When we made our large 5 foot by 7 foot fabric murals, the water turned a light green as we moved the fabric around for a minute or so. The fabric turned blue almost immediately. Parts of my hands turned blue as well, and stayed that way for about a week, so I wore gloves the next time.

Flat paper cut-outs, black sharpie drawings on clear plastic, blue prints and words printed onto old over-head projector sheets, photo negatives, rulers, metal hoops from old bar stools, and even a student provided the shapes and lines that became the finished art piece. It's really a chance to be creative and come up with an idea or theme to present with various objects and images. Because we've been focused on architecture, we used blue-prints from famous buildings around the world, with a silhouette of a couple of students, sitting on an I-beam, as though they were constructing the buildings. 
Another mural had a student in a prom gown surrounded by drawings of plant leaves from stencils, and real plant leaves, with the photo-image of a house cradled in her hand, as if she were making a home from the resources around her. A mix of Mother Earth and a domestic goddess. Holding up the wet 5 foot X 7 foot images and draping them over a brick wall to dry was such a rewarding moment.




Tuesday, February 20, 2024

Making Art History Accessible for the Blind (Architecture Unit)

 
My Monday art class slide presentations are shown on a large screen within arms length of each of my visually impaired student. Each image is described in detail for those with no vision.

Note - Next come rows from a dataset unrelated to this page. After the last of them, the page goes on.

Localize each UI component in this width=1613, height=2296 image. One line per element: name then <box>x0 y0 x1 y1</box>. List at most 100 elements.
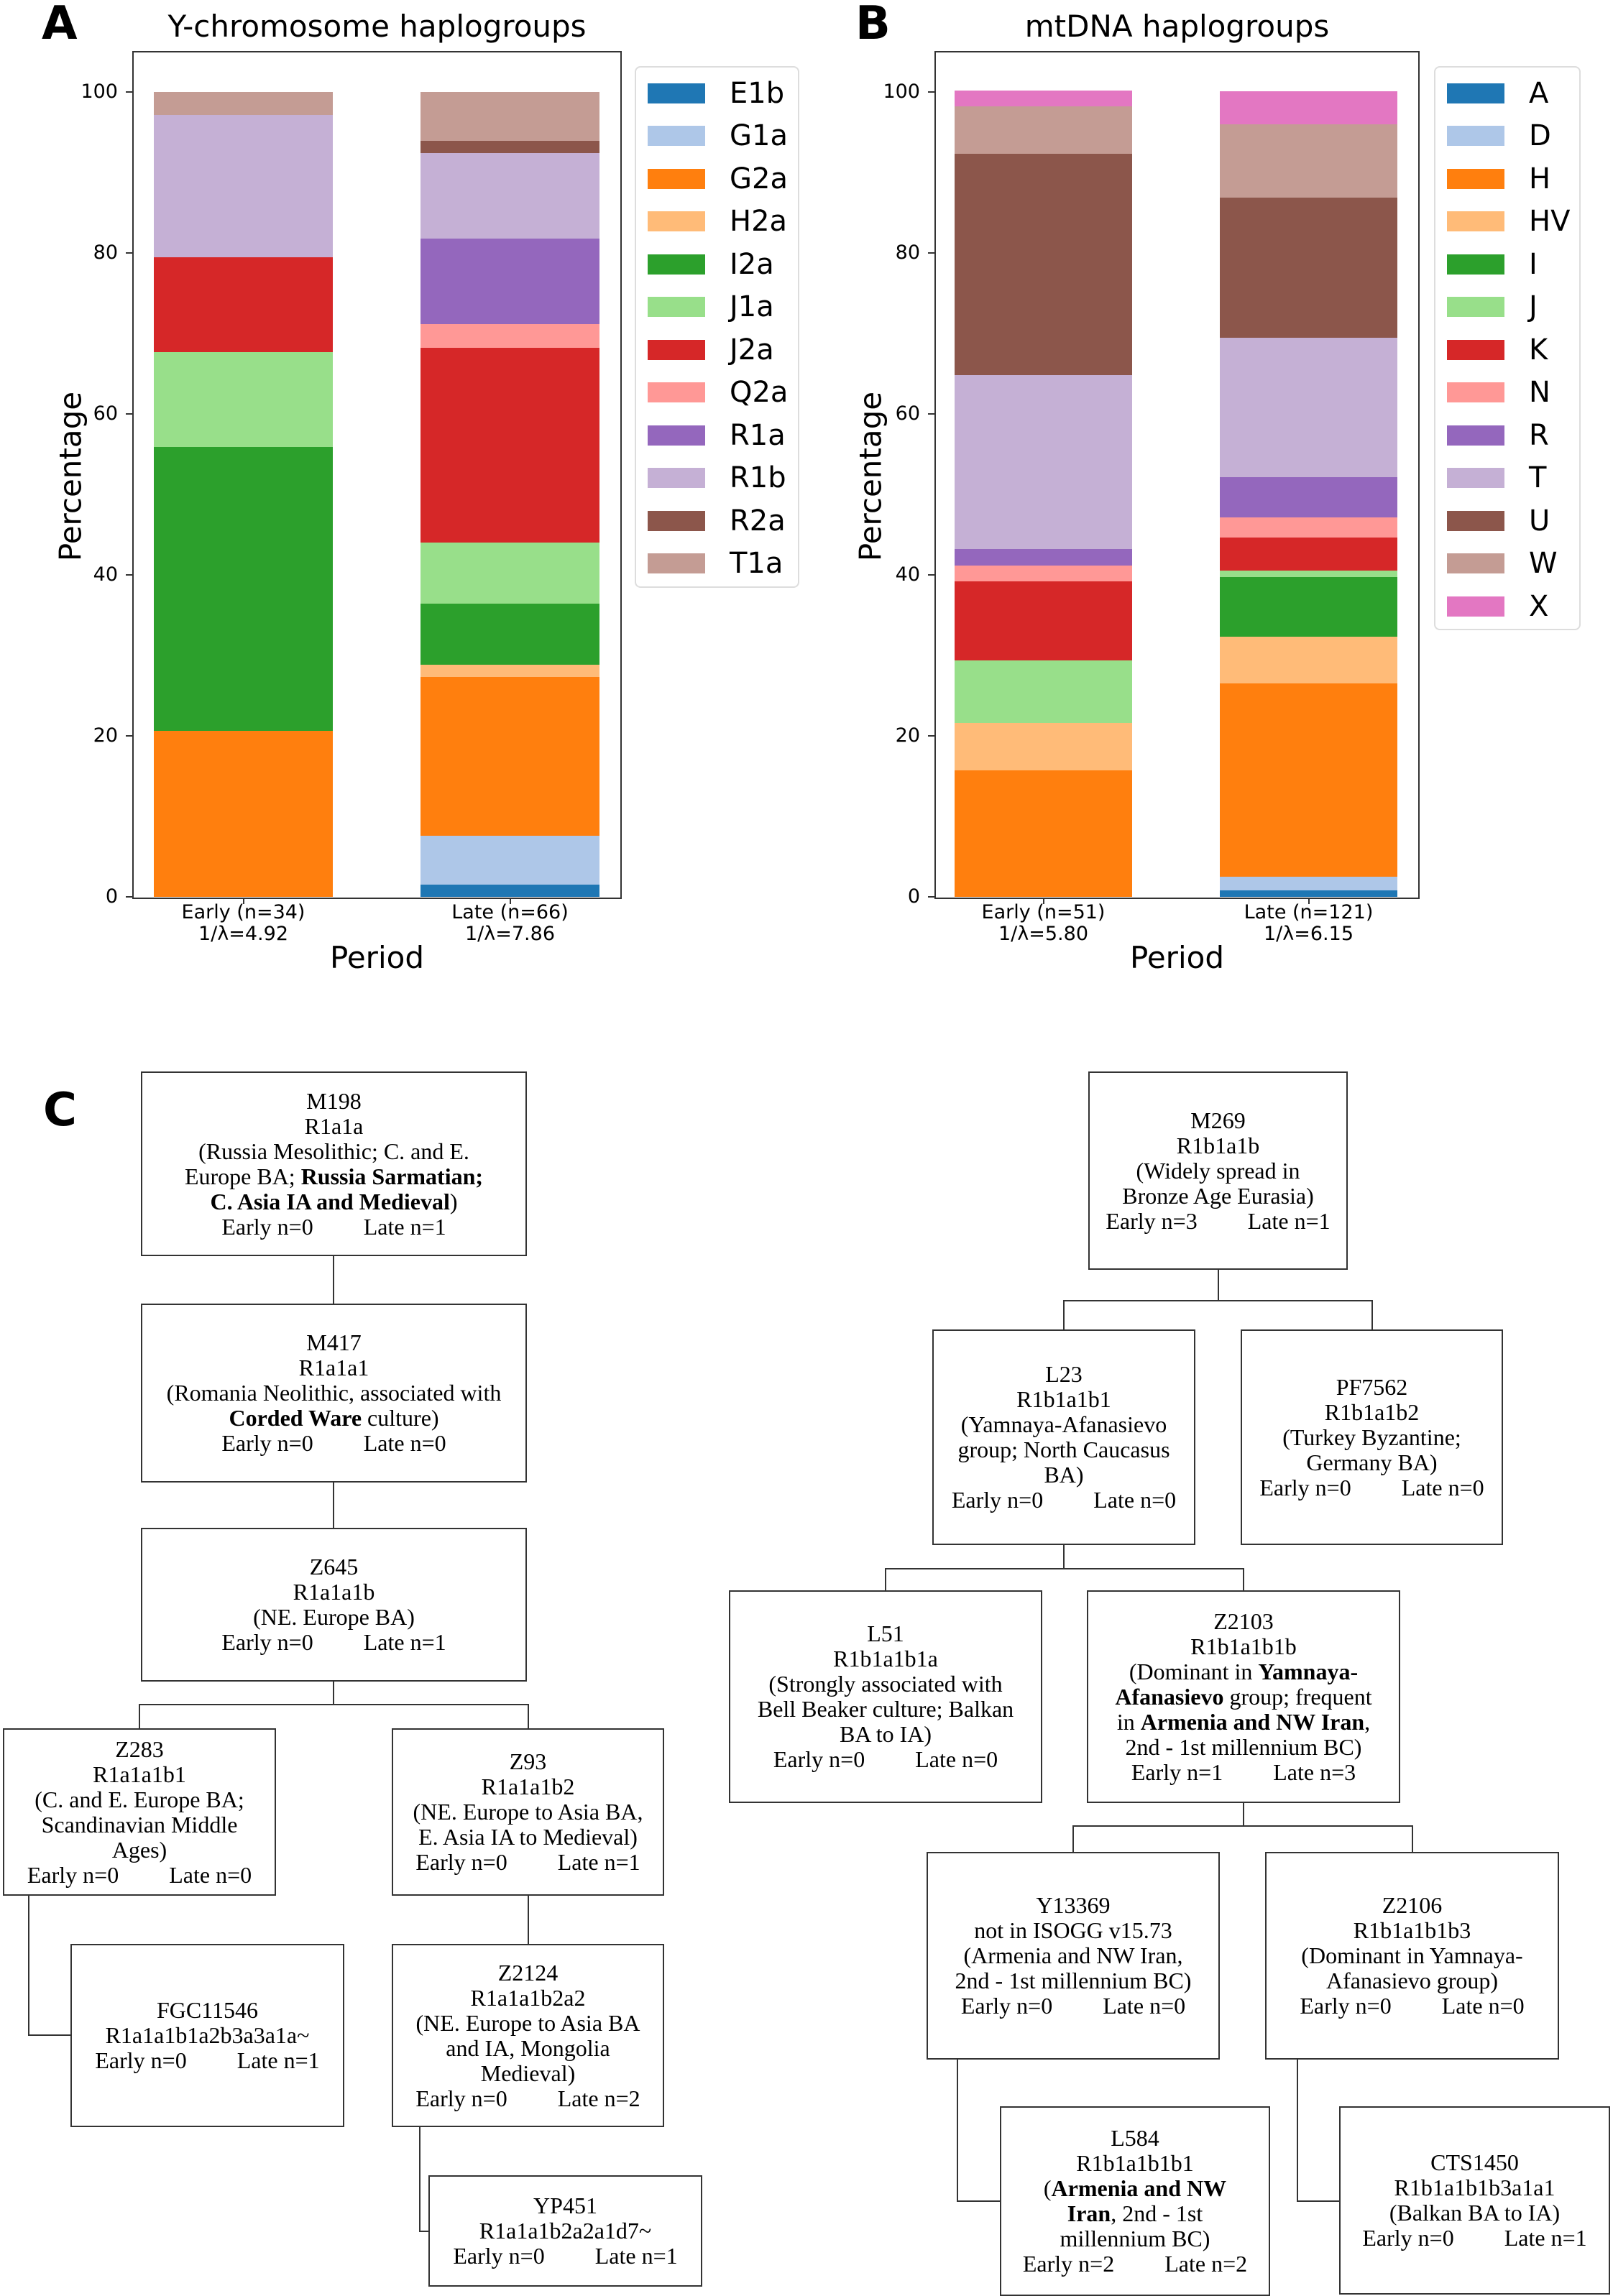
y-tick-mark <box>928 896 934 898</box>
bar-segment-g2a <box>421 677 599 836</box>
node-text-line: R1b1a1b1b3a1a1 <box>1394 2175 1555 2200</box>
bar-segment-i2a <box>421 604 599 665</box>
node-text: R1b1a1b1a <box>833 1646 938 1672</box>
legend-swatch <box>648 510 705 531</box>
legend-item: U <box>1447 499 1550 542</box>
legend: A D H HV I J K N R T U W X <box>1434 66 1581 630</box>
node-text-line: R1a1a <box>305 1113 364 1139</box>
node-text: ) <box>449 1188 458 1214</box>
bar-segment-r1a <box>421 238 599 324</box>
tree-node-cts1450: CTS1450 R1b1a1b1b3a1a1 (Balkan BA to IA) Ea… <box>1339 2106 1610 2295</box>
legend-item: J2a <box>648 328 774 371</box>
node-counts: Early n=0 Late n=0 <box>1259 1475 1484 1500</box>
node-text-bold: Afanasievo <box>1115 1683 1224 1710</box>
node-text-line: (NE. Europe to Asia BA, <box>413 1799 643 1825</box>
node-text-line: R1b1a1b2 <box>1325 1399 1420 1425</box>
legend-swatch <box>1447 83 1504 103</box>
legend-swatch <box>1447 596 1504 617</box>
legend-label: R <box>1529 418 1549 452</box>
legend-swatch <box>1447 211 1504 231</box>
node-text-line: (Romania Neolithic, associated with <box>167 1380 502 1406</box>
legend-item: I <box>1447 243 1538 285</box>
node-text: Europe BA; <box>184 1163 301 1189</box>
bar-segment-h <box>955 770 1132 897</box>
node-text: (C. and E. Europe BA; <box>35 1786 244 1812</box>
bar-segment-u <box>955 154 1132 376</box>
plot-area <box>934 51 1420 899</box>
bar-segment-h2a <box>421 665 599 678</box>
connector-y13369-l584 <box>957 2060 1000 2202</box>
node-text-line: Medieval) <box>481 2060 576 2086</box>
node-text-line: R1b1a1b1b <box>1190 1633 1297 1659</box>
chart-title: mtDNA haplogroups <box>1024 9 1330 44</box>
node-counts: Early n=0 Late n=1 <box>1362 2226 1586 2251</box>
node-text-line: (Dominant in Yamnaya- <box>1129 1659 1358 1684</box>
bar-segment-e1b <box>421 885 599 897</box>
node-text: Z645 <box>309 1554 359 1580</box>
node-counts: Early n=0 Late n=1 <box>415 1850 640 1875</box>
tree-node-l51: L51 R1b1a1b1a (Strongly associated with Bel… <box>729 1590 1042 1803</box>
node-text-line: YP451 <box>533 2193 597 2218</box>
node-text-line: Bell Beaker culture; Balkan <box>758 1697 1014 1722</box>
node-text-line: group; North Caucasus <box>957 1437 1169 1462</box>
node-counts: Early n=0 Late n=0 <box>221 1431 446 1456</box>
late-count: Late n=0 <box>1401 1474 1484 1500</box>
node-text-bold: Armenia and NW Iran <box>1140 1708 1365 1735</box>
bar-segment-t1a <box>154 92 333 116</box>
x-tick-line: 1/λ=5.80 <box>998 923 1088 945</box>
node-counts: Early n=3 Late n=1 <box>1106 1208 1330 1234</box>
node-text-line: (Armenia and NW <box>1044 2176 1226 2201</box>
early-count: Early n=0 <box>960 1993 1053 2019</box>
node-text: (NE. Europe BA) <box>253 1604 415 1630</box>
node-text: R1a1a1b2 <box>481 1774 575 1799</box>
legend-item: J1a <box>648 286 774 328</box>
late-count: Late n=1 <box>557 1849 640 1875</box>
node-text: in <box>1116 1708 1141 1735</box>
y-tick-label: 20 <box>93 724 118 747</box>
node-text-bold: C. Asia IA and Medieval <box>210 1188 450 1214</box>
node-text: (Dominant in <box>1129 1658 1259 1684</box>
legend-item: E1b <box>648 72 784 114</box>
y-tick-mark <box>928 413 934 415</box>
tree-node-m417: M417 R1a1a1 (Romania Neolithic, associated… <box>141 1304 527 1483</box>
node-text: R1b1a1b1 <box>1016 1386 1111 1412</box>
bar-segment-d <box>1220 877 1397 891</box>
late-count: Late n=1 <box>594 2243 678 2269</box>
node-counts: Early n=0 Late n=0 <box>27 1862 252 1888</box>
node-text-line: Scandinavian Middle <box>42 1812 238 1838</box>
y-tick-mark <box>126 252 132 254</box>
legend-label: A <box>1529 76 1549 110</box>
y-tick-mark <box>126 735 132 737</box>
bar-segment-j <box>1220 571 1397 578</box>
late-count: Late n=1 <box>363 1213 446 1240</box>
bar-segment-h <box>1220 683 1397 877</box>
y-tick-label: 80 <box>93 241 118 264</box>
connector-l23-children <box>885 1545 1244 1590</box>
bar-segment-t <box>955 375 1132 550</box>
node-text: ( <box>1043 2175 1052 2201</box>
node-text-line: (Balkan BA to IA) <box>1389 2200 1560 2226</box>
node-text-line: L23 <box>1045 1362 1083 1387</box>
node-text: (Strongly associated with <box>768 1671 1003 1697</box>
node-text-line: L584 <box>1111 2126 1159 2151</box>
node-text: Bronze Age Eurasia) <box>1122 1182 1314 1209</box>
tree-node-m269: M269 R1b1a1b (Widely spread in Bronze Age E… <box>1088 1071 1348 1270</box>
node-text-line: C. Asia IA and Medieval) <box>210 1189 457 1214</box>
node-text: R1b1a1b1b1 <box>1076 2150 1194 2176</box>
node-text-bold: Russia Sarmatian; <box>300 1163 484 1189</box>
connector-z645-children <box>139 1682 529 1728</box>
y-tick-mark <box>928 574 934 576</box>
bar-segment-g1a <box>421 835 599 885</box>
x-tick-line: Late (n=121) <box>1244 901 1374 923</box>
node-text: not in ISOGG v15.73 <box>974 1917 1172 1943</box>
legend-label: Q2a <box>730 376 789 409</box>
legend-swatch <box>648 83 705 103</box>
node-counts: Early n=1 Late n=3 <box>1131 1759 1356 1785</box>
node-text: R1a1a1b1 <box>93 1761 186 1787</box>
x-tick-line: Late (n=66) <box>451 901 569 923</box>
tree-node-fgc11546: FGC11546 R1a1a1b1a2b3a3a1a~ Early n=0 Late … <box>70 1944 344 2127</box>
legend-swatch <box>1447 425 1504 446</box>
node-text-line: CTS1450 <box>1430 2150 1519 2175</box>
tree-node-z2124: Z2124 R1a1a1b2a2 (NE. Europe to Asia BA and… <box>392 1944 664 2127</box>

But a picture is worth a thousand words, which can take a long time to get through, and sometimes the words don't make sense without a reference point. What is a capitol on a column? What is a frieze in relationship to the pediment on an ancient Greek temple?


Even with lengthy descriptions, some students will be lost. To teach my architecture unit, I printed out examples of various columns and worksheets that showed the difference between the round, romanesque arches and the pointed, gothic arches.  Then I traced the illustrations with puffy paint for students to feel what I was talking about. I used empty paper-towel rolls to help students have a model of the three types of columns: doric, ionic, corinthian. Triglyphs are made tactile and large posters (like the one of Frank Lloyd Wright's Falling Waters) are traced with hot glue. Making tactile worksheets and models is part of the job of helping visually impaired students grasp visual concepts. Even if it is just for a single week's project, or a 10 question quiz, it's worth the effort.